И оттого, что слабость все увеличивалась, болезнь развивалась и неоткуда было ожидать помощи, Минаева пришла к убеждению, что она больше никогда не встанет. Это была вторая причина ее тоски.
И третья причина была любовь. Минаевой казалось, что искренне и горячо она любит впервые. Этот человек не походил на тех, кем она интересовалась раньше. Его любовь была странно неотделима от всего, чем он занимался с утра до вечера — каждый день. И, может быть, потому Минаева чувствовала себя с ним неуверенно, а без него одиноко. Последнее время Неретин заходил реже, и несколько дней уже и совсем не заглядывал. Она не могла забыть, как ее бросили одну с ребенком на руках и она принуждена была укрыться от алчных и от укоризненных взоров в далекую Улахинскую долину. Это тоже была одна из причин ее тоски. Все это было очень просто и обыкновенно.
Минаева услыхала детский плач и шарканье босых ног по полу.
— Кто там?.. — спросила она как могла громко.
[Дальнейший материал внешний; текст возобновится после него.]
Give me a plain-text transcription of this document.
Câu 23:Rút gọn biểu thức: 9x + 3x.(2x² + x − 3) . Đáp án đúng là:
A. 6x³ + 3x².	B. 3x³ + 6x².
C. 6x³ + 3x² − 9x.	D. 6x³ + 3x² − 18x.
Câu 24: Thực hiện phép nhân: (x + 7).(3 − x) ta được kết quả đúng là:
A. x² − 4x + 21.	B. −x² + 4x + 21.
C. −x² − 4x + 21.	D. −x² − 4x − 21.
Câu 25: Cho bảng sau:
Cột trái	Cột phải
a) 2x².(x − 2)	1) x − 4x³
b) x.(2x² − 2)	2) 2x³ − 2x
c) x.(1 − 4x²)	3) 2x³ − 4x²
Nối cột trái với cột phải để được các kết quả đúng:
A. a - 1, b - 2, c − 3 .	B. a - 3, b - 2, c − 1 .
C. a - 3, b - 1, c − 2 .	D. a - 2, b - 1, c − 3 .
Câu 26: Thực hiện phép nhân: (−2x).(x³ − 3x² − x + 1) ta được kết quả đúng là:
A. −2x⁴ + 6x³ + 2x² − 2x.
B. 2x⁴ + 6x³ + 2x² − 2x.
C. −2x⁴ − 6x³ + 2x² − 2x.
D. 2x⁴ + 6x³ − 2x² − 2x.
В комнату, всхлипывая, вбежала в нижней рубашке растрепанная дочь Барковой. Ее мелкие глаза от ужаса разлезались в стороны, из них по давно не мытому лицу бежали одна за другой грязные слезинки.
— Мамка умирает… родить не может… Тетя, милая, помоги-и!..
Из каждой трещинки сломавшегося детского голоса звучала мольба страдающего взрослого человека. Минаева никогда еще не видела таких испуганных глаз и не слыхала такой отчаянной мольбы из детских уст.